Immobilien erben

In den kommenden Jahren werden Statistiken zufolge in Deutschland mehr Immobilien vererbt als je zuvor. Über 64 Prozent der Deutschen planen, Häuser, Wohnungen und Grundstücke nach ihrem Ableben an die Nächsten zu übertragen. Auch wenn die Freude über das vermachte „Betongold“ zunächst groß sein mag, als Erbe ist es ratsam, sich im Vorfeld über das damit verbundene „Themenpaket“ zu informieren. Nachfolgend finden Sie einige Anregungen dazu.

Ohne Testament gilt die gesetzliche Erbfolge

Wie bereits in der Rubrik „Immobilienkauf für Paare“ angesprochen, greift, wenn kein Testament oder Erbvertrag vorliegt, die gesetzliche Erbfolge. Das heißt, auch wenn Sie über Jahrzehnte verheiratet sind, erben Sie im Falle des plötzlichen Ablebens Ihres Partners nicht automatisch als Alleinerbe seine Eigentumswohnung. Es sei denn, dies ist im vorher aufgesetzten Testament oder Erbvertrag so festgelegt.
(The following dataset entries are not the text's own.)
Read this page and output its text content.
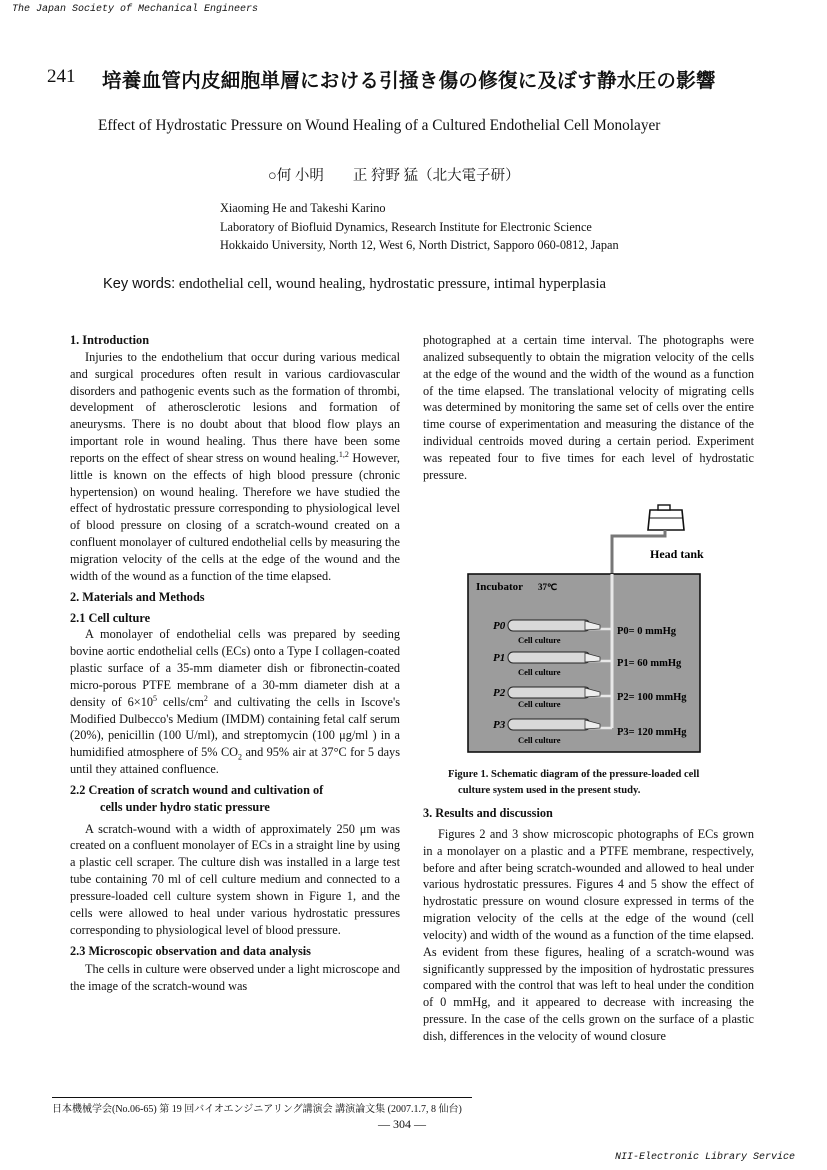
The Japan Society of Mechanical Engineers
241 培養血管内皮細胞単層における引掻き傷の修復に及ぼす静水圧の影響
Effect of Hydrostatic Pressure on Wound Healing of a Cultured Endothelial Cell Monolayer
○何 小明　　正 狩野 猛（北大電子研）
Xiaoming He and Takeshi Karino
Laboratory of Biofluid Dynamics, Research Institute for Electronic Science
Hokkaido University, North 12, West 6, North District, Sapporo 060-0812, Japan
Key words: endothelial cell, wound healing, hydrostatic pressure, intimal hyperplasia

1. Introduction

Injuries to the endothelium that occur during various medical and surgical procedures often result in various cardiovascular disorders and pathogenic events such as the formation of thrombi, development of atherosclerotic lesions and formation of aneurysms. There is no doubt about that blood flow plays an important role in wound healing. Thus there have been some reports on the effect of shear stress on wound healing.$^{1,2}$ However, little is known on the effects of high blood pressure (chronic hypertension) on wound healing. Therefore we have studied the effect of hydrostatic pressure corresponding to physiological level of blood pressure on closing of a scratch-wound created on a confluent monolayer of cultured endothelial cells by measuring the migration velocity of the cells at the edge of the wound and the width of the wound as a function of the time elapsed.

2. Materials and Methods

2.1 Cell culture

A monolayer of endothelial cells was prepared by seeding bovine aortic endothelial cells (ECs) onto a Type I collagen-coated plastic surface of a 35-mm diameter dish or fibronectin-coated micro-porous PTFE membrane of a 30-mm diameter dish at a density of $6\times 10^5$ cells/$cm^2$ and cultivating the cells in Iscove's Modified Dulbecco's Medium (IMDM) containing fetal calf serum (20%), penicillin (100 U/ml), and streptomycin (100 μg/ml ) in a humidified atmosphere of 5% $CO_2$ and 95% air at 37°C for 5 days until they attained confluence.

2.2 Creation of scratch wound and cultivation of

cells under hydro static pressure

A scratch-wound with a width of approximately 250 μm was created on a confluent monolayer of ECs in a straight line by using a plastic cell scraper. The culture dish was installed in a large test tube containing 70 ml of cell culture medium and connected to a pressure-loaded cell culture system shown in Figure 1, and the cells were allowed to heal under various hydrostatic pressures corresponding to physiological level of blood pressure.

2.3 Microscopic observation and data analysis

The cells in culture were observed under a light microscope and the image of the scratch-wound was

photographed at a certain time interval. The photographs were analized subsequently to obtain the migration velocity of the cells at the edge of the wound and the width of the wound as a function of the time elapsed. The translational velocity of migrating cells was determined by monitoring the same set of cells over the entire time course of experimentation and measuring the distance of the individual centroids moved during a certain period. Experiment was repeated four to five times for each level of hydrostatic pressure.

Head tank
Incubator 37℃
P0
P1
P2
P3
Cell culture
Cell culture
Cell culture
Cell culture
P0= 0 mmHg
P1= 60 mmHg
P2= 100 mmHg
P3= 120 mmHg
Figure 1. Schematic diagram of the pressure-loaded cell
culture system used in the present study.

3. Results and discussion

Figures 2 and 3 show microscopic photographs of ECs grown in a monolayer on a plastic and a PTFE membrane, respectively, before and after being scratch-wounded and allowed to heal under various hydrostatic pressures. Figures 4 and 5 show the effect of hydrostatic pressure on wound closure expressed in terms of the migration velocity of the cells at the edge of the wound (cell velocity) and width of the wound as a function of the time elapsed. As evident from these figures, healing of a scratch-wound was significantly suppressed by the imposition of hydrostatic pressures compared with the control that was left to heal under the condition of 0 mmHg, and it appeared to decrease with increasing the pressure. In the case of the cells grown on the surface of a plastic dish, differences in the velocity of wound closure

日本機械学会(No.06-65) 第 19 回バイオエンジニアリング講演会 講演論文集 (2007.1.7, 8 仙台)
— 304 —
NII-Electronic Library Service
Die gesetzliche Erbfolge besagt, dass ohne entsprechende Vorabregelungen auch Kinder aus früheren Beziehungen, Eltern und Geschwister des Verstorbenen einen Anteil am Erbe haben. In diesem Fall bilden Sie gemeinsam mit den übrigen Erben eine „Erbengemeinschaft“, das heißt, sie müssen Entscheidungen über die Immobilie gemeinsam treffen bzw. die anderen Erben unter Umständen auszahlen.

Erbschaften schon zu Lebzeiten thematisieren

Deshalb – auch wenn es schwer fällt – sprechen Sie mit Ihren nahen Angehörigen darüber, wie mit der Immobilie im Todesfall zu verfahren ist und welche Wünsche es im Hinblick auf die Vererbung zu berücksichtigen gilt. Das kann Ihnen im Nachhinein einiges an Ärger ersparen und den braucht insbesondere in einem Trauerfall niemand.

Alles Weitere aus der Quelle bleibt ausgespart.